Koovi a dénoncé la manière dont cette attaque a été gérée, soulignant le manque de préparation des soldats envoyés sur le terrain. Il s’est indigné que des jeunes recrues, avec moins de deux ans d’expérience, aient été mobilisés pour affronter des assaillants lourdement armés. « Nos jeunes ont été assassinés froidement. Ils n’étaient ni psychologiquement préparés, ni suffisamment formés pour résister à une telle agression », a-t-il déclaré.
Il a par ailleurs critiqué l’apparente absence de dispositifs de surveillance efficaces, comme des miradors ou des systèmes d’alerte, pour repérer à l’avance les engins des assaillants. Selon lui, l’attaque, survenue en plein jour et dans des conditions de visibilité optimale, aurait dû être anticipée. Bertin Koovi n’a pas mâché ses mots en appelant à la démission du ministre de la Défense et d’autres responsables stratégiques.
Il a également exhorté le président Patrice Talon à prendre des mesures fortes pour restaurer la confiance dans l’armée béninoise. « Nous devons venger nos enfants et leur rendre justice en repensant totalement notre stratégie de défense », a-t-il martelé.
Dans son discours, Koovi a également mis en cause la coopération avec le Burkina Faso, pays que les assaillants auraient utilisé comme base opérationnelle. Bien qu’il ait précisé ne pas accuser les autorités burkinabées de complicité, il a appelé à une meilleure collaboration transfrontalière pour contrer la menace terroriste.
Vivement que des enquêtes plus approfondies soient menées par le gouvernement de Patrice Talon. Quand la tête est pourrie dans une organisation, peu importe les moyens déployés, les actions se révéleront inefficaces sur le terrain.

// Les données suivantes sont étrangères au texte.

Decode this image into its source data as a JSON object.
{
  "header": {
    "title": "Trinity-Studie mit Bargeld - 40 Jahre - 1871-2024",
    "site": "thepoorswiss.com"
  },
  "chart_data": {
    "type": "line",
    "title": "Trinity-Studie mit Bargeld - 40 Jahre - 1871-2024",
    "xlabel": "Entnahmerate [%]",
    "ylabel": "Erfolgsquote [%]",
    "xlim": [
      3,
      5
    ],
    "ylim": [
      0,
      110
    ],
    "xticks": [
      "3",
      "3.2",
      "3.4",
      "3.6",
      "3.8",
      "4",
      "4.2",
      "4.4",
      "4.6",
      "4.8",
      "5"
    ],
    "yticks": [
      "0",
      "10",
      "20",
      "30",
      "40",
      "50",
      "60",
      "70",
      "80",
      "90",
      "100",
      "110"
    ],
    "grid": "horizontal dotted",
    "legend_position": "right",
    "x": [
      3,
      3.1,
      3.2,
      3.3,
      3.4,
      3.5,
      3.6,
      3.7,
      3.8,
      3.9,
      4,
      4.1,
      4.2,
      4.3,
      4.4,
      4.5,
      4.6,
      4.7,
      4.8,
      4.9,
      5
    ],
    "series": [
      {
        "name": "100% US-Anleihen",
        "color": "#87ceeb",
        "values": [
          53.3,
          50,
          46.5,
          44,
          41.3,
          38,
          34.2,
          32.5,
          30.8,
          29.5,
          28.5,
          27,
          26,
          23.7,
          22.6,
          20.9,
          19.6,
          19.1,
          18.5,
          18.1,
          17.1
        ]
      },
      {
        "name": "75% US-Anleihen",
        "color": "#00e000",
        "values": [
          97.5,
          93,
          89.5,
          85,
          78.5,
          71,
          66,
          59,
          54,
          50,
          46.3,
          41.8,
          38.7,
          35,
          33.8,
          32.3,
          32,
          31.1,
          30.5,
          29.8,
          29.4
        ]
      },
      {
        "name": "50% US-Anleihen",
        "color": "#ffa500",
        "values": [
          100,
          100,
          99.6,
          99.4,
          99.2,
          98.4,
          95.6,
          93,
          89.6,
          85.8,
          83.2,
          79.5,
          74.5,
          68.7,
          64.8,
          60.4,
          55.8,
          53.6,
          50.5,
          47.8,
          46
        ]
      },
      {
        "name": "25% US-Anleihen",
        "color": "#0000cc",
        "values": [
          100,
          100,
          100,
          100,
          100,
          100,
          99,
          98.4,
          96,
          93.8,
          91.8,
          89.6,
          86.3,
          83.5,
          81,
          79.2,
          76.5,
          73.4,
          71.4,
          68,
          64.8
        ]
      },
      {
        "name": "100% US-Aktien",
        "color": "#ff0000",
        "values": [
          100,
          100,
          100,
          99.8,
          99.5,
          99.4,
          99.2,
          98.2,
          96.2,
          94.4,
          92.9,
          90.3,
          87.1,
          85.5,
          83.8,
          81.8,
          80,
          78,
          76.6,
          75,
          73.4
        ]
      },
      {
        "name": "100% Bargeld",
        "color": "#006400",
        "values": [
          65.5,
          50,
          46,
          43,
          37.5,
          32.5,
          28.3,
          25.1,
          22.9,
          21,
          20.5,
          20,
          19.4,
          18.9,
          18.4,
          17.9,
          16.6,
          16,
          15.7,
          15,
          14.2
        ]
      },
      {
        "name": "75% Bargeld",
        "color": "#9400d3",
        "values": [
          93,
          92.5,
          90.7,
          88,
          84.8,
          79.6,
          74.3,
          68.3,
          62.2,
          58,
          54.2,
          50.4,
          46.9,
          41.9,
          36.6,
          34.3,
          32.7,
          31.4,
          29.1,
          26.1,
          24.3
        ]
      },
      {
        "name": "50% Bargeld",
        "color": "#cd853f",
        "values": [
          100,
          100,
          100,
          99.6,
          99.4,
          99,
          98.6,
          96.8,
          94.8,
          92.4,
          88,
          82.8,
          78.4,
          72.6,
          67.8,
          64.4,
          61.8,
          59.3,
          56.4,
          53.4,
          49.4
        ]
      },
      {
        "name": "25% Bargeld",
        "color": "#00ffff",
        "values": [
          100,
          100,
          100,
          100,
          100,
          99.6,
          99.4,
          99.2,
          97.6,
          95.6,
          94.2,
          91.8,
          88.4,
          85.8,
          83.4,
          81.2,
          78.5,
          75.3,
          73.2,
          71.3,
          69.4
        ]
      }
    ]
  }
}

Plus important, le gouvernement béninois devrait s’assurer de ce que les armes de dernière génération acquises à des milliards de FCFA au frais des contribuables, pour permettre à nos Forces de Défense et de Sécurité d’être efficaces sur le terrain, sont effectivement déployées sur place.
C’est à ce prix que le combat contre le terrorisme sera gagné sur le terrain. Le mal est là et si rien n’est fait, l’ennemi pourrait être tenté de frapper à nouveau. C’est une évidence pour tous : l’ennemi exploite nos faiblesses et ils nous suivent de très près.